Nestled in the heart of Oregon’s wine country, the Dundee Fire Station satisfies the needs of both the growing fire department staff and the greater Dundee community. Designers were tasked with designing a new station that would reflect the character of the community, encourage maximum workspace efficiency, and accommodate their anticipated growth over the next thirty years. In addition, designers were tasked with developing a solution that would allow the city’s existing fire station to remain operational during construction and worked carefully with the city to determine a building location and site design that would address this request.
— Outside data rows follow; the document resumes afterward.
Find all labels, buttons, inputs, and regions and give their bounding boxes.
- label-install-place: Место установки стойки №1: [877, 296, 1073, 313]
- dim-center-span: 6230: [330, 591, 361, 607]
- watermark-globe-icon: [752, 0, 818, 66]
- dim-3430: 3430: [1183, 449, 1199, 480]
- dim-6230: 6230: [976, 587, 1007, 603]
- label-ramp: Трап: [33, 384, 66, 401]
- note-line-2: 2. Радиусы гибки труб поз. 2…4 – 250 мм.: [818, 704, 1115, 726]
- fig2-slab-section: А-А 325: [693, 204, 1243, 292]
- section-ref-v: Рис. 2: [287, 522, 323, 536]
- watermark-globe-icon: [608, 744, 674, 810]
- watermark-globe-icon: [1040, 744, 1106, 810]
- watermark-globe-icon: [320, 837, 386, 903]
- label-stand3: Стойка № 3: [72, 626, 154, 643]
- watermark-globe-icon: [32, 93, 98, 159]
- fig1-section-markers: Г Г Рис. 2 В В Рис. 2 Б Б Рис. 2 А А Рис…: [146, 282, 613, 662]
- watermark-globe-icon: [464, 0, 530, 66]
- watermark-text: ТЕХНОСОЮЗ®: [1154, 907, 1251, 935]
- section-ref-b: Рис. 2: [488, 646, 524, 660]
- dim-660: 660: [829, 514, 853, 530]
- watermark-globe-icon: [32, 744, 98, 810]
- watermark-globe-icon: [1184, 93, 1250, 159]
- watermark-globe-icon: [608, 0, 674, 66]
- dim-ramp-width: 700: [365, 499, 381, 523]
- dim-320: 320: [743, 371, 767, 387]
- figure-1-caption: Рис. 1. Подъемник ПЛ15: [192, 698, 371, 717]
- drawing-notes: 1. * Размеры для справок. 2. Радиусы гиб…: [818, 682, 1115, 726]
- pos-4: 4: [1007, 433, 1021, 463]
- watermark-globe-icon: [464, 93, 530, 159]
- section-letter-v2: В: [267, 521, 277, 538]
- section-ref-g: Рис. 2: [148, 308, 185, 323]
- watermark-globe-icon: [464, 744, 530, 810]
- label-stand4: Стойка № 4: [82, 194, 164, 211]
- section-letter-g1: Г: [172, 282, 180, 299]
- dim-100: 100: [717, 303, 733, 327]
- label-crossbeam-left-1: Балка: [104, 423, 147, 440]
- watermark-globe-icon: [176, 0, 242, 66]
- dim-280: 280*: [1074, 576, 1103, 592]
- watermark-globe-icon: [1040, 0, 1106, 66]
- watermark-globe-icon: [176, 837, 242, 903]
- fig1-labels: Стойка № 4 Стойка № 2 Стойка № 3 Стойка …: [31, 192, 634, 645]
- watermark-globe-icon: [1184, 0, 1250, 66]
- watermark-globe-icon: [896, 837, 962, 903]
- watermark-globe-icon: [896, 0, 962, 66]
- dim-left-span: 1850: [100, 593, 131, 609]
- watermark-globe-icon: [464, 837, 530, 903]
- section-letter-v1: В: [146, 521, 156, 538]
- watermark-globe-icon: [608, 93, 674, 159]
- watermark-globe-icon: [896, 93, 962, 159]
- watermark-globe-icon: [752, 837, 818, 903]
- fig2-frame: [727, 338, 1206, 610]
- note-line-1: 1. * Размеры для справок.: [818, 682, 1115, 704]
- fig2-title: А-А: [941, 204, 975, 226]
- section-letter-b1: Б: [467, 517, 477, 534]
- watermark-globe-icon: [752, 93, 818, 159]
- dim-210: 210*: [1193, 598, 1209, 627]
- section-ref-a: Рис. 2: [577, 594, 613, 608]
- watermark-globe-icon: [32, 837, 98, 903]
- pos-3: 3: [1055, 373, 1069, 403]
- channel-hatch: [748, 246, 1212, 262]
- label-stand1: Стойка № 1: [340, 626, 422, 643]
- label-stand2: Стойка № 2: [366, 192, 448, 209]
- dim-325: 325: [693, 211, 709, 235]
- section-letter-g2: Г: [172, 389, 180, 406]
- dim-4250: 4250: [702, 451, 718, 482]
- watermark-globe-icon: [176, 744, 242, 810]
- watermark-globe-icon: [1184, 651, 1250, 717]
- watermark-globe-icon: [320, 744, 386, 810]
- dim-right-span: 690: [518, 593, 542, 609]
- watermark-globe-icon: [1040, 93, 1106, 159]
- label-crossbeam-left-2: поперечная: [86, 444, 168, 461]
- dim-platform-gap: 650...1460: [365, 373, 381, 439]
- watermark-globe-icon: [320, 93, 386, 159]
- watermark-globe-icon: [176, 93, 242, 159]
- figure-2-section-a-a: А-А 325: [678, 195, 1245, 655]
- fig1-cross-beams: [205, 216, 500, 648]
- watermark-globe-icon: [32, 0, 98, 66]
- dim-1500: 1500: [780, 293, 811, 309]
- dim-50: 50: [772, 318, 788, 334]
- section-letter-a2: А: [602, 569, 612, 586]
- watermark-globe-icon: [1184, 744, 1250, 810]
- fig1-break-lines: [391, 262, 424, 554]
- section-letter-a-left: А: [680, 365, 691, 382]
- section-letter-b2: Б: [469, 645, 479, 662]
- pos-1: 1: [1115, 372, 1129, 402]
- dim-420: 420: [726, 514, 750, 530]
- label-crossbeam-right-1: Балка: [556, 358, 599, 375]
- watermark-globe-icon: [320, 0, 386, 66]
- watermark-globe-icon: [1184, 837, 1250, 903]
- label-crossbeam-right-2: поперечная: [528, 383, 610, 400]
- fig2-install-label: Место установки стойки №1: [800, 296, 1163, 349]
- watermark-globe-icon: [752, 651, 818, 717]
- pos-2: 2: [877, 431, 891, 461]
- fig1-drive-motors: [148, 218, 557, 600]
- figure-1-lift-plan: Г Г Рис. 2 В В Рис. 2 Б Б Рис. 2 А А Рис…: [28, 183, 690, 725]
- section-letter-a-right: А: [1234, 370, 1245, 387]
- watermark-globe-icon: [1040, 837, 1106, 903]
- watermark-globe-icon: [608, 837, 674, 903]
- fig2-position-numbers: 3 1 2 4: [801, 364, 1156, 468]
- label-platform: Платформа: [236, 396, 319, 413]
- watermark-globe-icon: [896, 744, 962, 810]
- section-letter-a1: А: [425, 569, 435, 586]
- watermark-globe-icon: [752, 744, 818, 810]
The station consists of 17,500 SF of space, including expanded living accommodations with dedicated bunks, gender neutral toilets (single occupancy), and an improved kitchen, as well as dining and dayroom areas. In addition, a large multi-purpose room was created to serve the needs of the city, fire department, and surrounding community.
The new apparatus bay is significantly larger than the previous bay space. The station also features skylights and clerestories in the bays to provide extensive, natural daylighting, and an adjacent stair tower for training as well as access to the mezzanine. The design allowed for a phased construction process to accommodate the existing station operations through the entire construction process. A Structural Insulated Panel System (SIPS) design with a masonry veneer was used in the construction. This innovative building design is resilient, energy efficient, and cost effective.
Designers initially worked with the City of Dundee on a space needs assessment for the fire department to determine the requirements and associated costs for multiple development scenarios for the new station that would encourage growth over a 30-year period.